GIACOMETTI a réalisé que ce que nous appelons « corps » est, en fait, une carapace qui nous cache beaucoup plus qu’elle ne nous révèle. Comment avoir accès à ce lieu secret que chacun porte en lui-même et qui lui donne vie ?

 

 

 

 

 

 

 


 

 

 

Diego peinture et sculpture (GIACOMETTI)

 

 

 

 

 

Pour cela il faut trouver le point qui leur donne maintien et cohérence. Pour GIACOMETTI, ce point est le regard. Si nous suivons les traits du pinceau d’une de ses toiles ou les stries d’une de ses sculptures nous constatons qu’ils nous mènent invariablement à un point d’origine : le regard.

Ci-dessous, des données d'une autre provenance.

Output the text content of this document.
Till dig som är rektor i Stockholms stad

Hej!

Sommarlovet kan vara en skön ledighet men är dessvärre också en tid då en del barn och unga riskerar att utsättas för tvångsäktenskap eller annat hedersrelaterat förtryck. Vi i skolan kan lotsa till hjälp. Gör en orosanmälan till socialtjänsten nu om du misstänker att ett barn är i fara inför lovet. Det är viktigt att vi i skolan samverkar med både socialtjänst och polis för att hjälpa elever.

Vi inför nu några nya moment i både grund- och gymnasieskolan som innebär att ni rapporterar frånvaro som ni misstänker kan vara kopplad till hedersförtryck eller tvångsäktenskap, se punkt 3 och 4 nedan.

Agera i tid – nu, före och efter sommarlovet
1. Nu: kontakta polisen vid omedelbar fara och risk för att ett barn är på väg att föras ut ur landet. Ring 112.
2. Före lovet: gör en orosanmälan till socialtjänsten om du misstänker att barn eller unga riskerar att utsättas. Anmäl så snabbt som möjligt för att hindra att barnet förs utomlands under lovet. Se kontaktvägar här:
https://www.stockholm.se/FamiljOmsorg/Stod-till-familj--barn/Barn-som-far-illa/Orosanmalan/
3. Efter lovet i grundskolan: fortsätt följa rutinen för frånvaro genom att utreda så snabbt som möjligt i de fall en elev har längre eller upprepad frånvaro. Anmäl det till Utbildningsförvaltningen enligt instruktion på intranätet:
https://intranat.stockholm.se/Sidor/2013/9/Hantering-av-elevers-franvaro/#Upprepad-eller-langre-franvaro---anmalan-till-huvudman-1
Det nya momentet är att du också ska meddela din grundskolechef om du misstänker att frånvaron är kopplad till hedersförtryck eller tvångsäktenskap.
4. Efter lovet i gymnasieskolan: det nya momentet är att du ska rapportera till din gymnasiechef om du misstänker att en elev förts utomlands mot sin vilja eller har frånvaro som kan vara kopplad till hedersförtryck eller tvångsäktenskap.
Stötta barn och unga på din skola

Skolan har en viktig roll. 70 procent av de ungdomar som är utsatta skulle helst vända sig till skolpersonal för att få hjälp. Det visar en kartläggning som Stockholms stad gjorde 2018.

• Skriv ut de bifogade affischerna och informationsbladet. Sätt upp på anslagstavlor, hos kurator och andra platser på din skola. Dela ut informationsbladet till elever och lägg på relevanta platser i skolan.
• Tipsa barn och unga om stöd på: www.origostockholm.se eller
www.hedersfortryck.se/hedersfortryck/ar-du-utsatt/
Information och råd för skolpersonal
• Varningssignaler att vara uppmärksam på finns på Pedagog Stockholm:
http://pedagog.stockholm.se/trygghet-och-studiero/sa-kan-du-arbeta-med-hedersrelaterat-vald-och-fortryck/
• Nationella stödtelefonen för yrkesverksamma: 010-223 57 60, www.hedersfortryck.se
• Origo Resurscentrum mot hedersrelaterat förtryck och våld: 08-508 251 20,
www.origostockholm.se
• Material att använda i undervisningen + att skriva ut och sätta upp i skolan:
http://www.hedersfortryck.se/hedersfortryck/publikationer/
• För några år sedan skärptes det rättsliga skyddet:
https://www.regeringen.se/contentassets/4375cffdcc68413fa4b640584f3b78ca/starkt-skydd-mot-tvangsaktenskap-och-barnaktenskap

Toute la « poussière d’espace » qui constitue un corps prend sa consistance autour de lui : « seul le regard compte, tout le reste n’est que le support du regard ».

 

 

 

En conclusion…

 

 

 

A la fin de ses séances de thérapie corporelle, Annie réalise des dessins de son corps : certains représentent ses organes et sont parcourus de flèches. Nous les retrouvons sous des formes diverses chez de nombreux artistes contemporains, GIACOMETTI mais aussi BACON, BASELITZ, REBEYROLLE, BOLTANSKI ou RICHIER. Elles guident le spectateur vers ce qui donne cohérence au corps représenté,  regard pour GIACOMETTI, bouche pour BACON.